2.2 Porous vascular networks

Capillary vascular networks are a necessary component of most native tissues and organs. This capillary structure provides the oxygen and nutrient supply for living cells as well as removal of waste products. To engineer tissues and organs for transplantation building of a vascular network plays an important role. Because the capillaries have a micro size inner diameter and wall thickness, these are difficult to fabricate. Selection of a suitable polymeric material, type of salt allows the preparation of scaffolds with sub-micro pore size of the wall and mechanical properties matching those of natural blood vessels. Such artificial vascular structures are needed for both traditional tissue engineering applications but also in studies on disease models. In this respect these materials hold great promise in their combination with microfluidic techniques. Functions, like platelet activation and adhesion dependent blood-graft interfaces may be studied. Such studies will contribute to optimal materials to be applied in blood-vessel tissue development.

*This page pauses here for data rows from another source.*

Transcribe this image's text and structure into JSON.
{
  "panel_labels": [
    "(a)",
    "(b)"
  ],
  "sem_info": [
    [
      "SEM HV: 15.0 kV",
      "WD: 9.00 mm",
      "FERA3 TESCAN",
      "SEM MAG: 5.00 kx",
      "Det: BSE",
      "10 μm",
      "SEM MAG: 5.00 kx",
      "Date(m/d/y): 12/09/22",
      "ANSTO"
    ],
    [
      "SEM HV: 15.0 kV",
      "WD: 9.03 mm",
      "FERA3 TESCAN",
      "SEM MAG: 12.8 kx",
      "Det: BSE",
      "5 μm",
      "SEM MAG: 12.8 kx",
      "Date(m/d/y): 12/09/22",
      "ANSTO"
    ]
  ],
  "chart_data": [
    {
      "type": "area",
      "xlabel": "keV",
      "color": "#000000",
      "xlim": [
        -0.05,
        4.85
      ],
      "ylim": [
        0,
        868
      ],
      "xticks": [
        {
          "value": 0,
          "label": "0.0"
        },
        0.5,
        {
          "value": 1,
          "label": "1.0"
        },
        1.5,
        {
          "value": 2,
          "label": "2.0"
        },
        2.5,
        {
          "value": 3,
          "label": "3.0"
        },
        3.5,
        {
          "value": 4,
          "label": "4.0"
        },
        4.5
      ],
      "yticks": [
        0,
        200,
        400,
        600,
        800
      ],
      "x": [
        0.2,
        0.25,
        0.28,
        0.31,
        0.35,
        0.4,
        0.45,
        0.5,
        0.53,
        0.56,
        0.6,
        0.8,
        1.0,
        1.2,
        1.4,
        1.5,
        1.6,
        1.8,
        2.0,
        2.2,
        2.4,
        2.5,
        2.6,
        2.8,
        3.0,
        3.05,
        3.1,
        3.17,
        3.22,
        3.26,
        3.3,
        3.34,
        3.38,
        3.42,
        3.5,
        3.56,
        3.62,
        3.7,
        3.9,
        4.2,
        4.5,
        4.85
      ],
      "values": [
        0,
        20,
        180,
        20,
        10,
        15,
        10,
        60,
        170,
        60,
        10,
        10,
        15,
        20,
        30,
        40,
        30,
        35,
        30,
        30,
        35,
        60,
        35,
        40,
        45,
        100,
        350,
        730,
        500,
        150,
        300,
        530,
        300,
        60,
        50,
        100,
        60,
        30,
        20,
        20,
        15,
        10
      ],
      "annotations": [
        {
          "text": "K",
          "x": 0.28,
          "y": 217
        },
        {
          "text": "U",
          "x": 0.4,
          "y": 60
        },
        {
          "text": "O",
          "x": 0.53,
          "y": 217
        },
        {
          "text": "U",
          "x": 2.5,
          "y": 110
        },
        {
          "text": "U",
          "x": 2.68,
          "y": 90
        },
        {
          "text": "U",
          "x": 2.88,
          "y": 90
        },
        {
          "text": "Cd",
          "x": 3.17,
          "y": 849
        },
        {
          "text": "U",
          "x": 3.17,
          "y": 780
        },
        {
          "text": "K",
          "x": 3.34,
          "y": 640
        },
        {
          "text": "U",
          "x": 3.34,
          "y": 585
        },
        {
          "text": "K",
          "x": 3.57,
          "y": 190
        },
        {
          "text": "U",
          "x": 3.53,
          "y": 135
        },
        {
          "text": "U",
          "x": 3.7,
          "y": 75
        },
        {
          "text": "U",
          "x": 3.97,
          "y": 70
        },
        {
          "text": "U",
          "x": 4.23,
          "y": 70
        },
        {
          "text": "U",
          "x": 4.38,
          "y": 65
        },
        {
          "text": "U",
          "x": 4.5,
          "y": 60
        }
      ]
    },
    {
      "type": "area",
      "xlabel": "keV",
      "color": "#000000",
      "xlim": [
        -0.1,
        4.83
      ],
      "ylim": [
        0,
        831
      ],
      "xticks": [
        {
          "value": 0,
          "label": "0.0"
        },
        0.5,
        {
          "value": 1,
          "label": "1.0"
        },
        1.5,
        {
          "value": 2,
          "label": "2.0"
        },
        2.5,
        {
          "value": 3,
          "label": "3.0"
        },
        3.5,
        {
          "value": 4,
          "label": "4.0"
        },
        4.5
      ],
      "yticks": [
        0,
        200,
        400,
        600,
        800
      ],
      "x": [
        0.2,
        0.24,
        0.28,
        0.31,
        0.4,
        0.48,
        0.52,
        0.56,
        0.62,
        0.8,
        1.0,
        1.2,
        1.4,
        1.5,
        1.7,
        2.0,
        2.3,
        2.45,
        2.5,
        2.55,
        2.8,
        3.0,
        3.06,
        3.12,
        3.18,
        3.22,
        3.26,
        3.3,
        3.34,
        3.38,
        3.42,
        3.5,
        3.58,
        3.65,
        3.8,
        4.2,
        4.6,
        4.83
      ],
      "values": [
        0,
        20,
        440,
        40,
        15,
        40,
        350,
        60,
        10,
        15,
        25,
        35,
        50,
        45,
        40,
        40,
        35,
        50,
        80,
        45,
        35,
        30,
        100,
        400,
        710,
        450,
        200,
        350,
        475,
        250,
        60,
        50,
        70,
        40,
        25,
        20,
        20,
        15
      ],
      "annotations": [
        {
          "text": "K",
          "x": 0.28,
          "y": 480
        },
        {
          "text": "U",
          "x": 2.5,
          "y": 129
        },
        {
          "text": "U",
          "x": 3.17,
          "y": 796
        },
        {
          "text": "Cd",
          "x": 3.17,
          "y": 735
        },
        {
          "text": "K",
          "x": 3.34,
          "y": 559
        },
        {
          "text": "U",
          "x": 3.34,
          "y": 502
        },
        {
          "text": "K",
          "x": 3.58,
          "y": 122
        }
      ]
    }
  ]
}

2.3 Small diameter vascular grafts

Tissue engineering of small diameter vascular networks can have a significant impact on in vitro generated vascularized tissue and organ constructs for transplantation. 3D printing of vascular grafts recently received a lot of attention due to its efficiency and versatility in design. However, current 3D printing technologies do not allow the fabrication of highly porous scaffolds due to limitations of 3D printing devices and materials. Combining 3D printing, photo-crosslinking and particle leaching may well be a valuable step. Because mechanical stimulation has been shown to affect such processes tissue development using a bioreactor with pulsatile flow may stimulate tissue development. In combination with cell seeding techniques, future in vivo implantation studies may show the potential of these vascular grafts for clinical application.

3 General conclusions

We may conclude that bioactive or other functional fillers will endow biodegradable polymers large possibilities to be used in the repair or regeneration of tissues and other biomedical applications. The current techniques, applying polymer-based composites, in general need fine-tuning to optimize the structure required in the specific application. Polymer-based composite scaffolds already showed not only high cell adhesion, biocompatibility, and biodegradability but also bioactivities in terms of tissue formation, function, stimulation, survival and antibacterial properties during in vitro and in vivo experiments.

However, there are still challenges because of the limited choice of bioactive and functional fillers, control of the bioactive expression in the polymer matrix, and manufacturing techniques of suitable structures. Polymer-based composites should be adapted to the biological microenvironment, thereby accelerating tissue repair and regeneration. Studies on the relationship between the material properties of a specific poly(trimethylene carbonate-based composite, its structure, physical and mechanical properties and biological response for specific biomedical applications remain necessary.